Von Jessica von den Benken

Verschwunden ist die Skulptur des kleinen Tobias. Kindergartenkinder und Leiter Patrick Huesmann können den Diebstahl nicht verstehen. Foto: Jessica von den BenkenVerschwunden ist die Skulptur des kleinen Tobias. Kindergartenkinder und Leiter Patrick Huesmann können den Diebstahl nicht verstehen. Foto: Jessica von den Benken

Wallenhorst. Das Bild, was sich vor dem St.-Raphael-Kindergarten in Wallenhorst zeigt, ist traurig. Der Schutzpatron und Namensgeber der Einrichtung, der Erzengel St. Raphael, hängt in Kupfer gegossen an der Außenwand des Gebäudes. Sein Flügel ist zum Schutz ausgestreckt. Doch schützen kann der Erzengel an dieser Stelle niemanden mehr.

Seit der Eröffnung des Kindergartens 1967 begleitet das handgemachte Kunstwerk Kinder und Erzieher der Einrichtung. Zur Eröffnung sei es eigens entworfen und hergestellt worden, hebt Kindergartenleiter Patrick Huesmann hervor. „Wir sind wirklich betroffen und können uns den Diebstahl kaum erklären“, sagt er und fügt hinzu: „Für uns und besonders für unsere Kinder hat die Figur eine starke Bedeutung, einen ideellen Wert.“ Dieser übersteige bei Weitem den Materialwert, den Huesmann als eher gering einschätze. Er stehe nun vor dem Problem, einen Ersatz für die gestohlene Figur des kleinen Tobias zu finden. Ansonsten müsse er die komplette Wand des vor geraumer Zeit erst renovierten Anbaus neu gestalten.

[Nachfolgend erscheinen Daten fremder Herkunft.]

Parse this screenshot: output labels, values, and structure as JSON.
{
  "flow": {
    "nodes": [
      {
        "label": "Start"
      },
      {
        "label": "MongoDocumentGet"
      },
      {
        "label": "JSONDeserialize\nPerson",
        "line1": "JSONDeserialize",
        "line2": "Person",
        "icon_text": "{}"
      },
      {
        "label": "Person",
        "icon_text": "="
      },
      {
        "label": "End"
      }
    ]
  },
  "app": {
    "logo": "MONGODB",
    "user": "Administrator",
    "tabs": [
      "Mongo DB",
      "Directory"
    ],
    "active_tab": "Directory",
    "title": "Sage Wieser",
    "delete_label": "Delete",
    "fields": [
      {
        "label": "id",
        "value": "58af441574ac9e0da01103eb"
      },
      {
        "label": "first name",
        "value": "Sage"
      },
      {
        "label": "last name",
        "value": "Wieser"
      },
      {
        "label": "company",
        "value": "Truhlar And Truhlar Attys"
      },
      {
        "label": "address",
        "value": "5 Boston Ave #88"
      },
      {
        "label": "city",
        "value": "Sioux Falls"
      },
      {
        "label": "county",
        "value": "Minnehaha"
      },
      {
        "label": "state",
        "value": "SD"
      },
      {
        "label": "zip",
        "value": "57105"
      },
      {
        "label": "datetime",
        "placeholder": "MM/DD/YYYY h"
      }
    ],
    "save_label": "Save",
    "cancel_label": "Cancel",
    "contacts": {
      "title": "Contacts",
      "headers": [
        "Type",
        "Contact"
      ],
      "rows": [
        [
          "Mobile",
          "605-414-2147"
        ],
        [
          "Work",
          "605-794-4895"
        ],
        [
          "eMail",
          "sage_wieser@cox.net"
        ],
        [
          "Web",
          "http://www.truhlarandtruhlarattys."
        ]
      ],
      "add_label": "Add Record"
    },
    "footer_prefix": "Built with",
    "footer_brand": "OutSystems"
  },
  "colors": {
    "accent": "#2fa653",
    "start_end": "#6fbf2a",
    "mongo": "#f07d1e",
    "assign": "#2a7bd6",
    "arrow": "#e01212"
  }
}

„Wenn die Skulptur nicht wiederauftaucht oder wir jemanden finden, der uns den kleinen Tobias nachbauen kann, kommen ordentliche Kosten auf den Kindergarten zu“, betont Huesmann. Die Kindergartenkinder sind ebenfalls traurig, über den leeren Platz unter der schützenden Hand, an dem man noch genau den knapp einen Meter großen Abdruck des kleinen Jungen erkennen kann.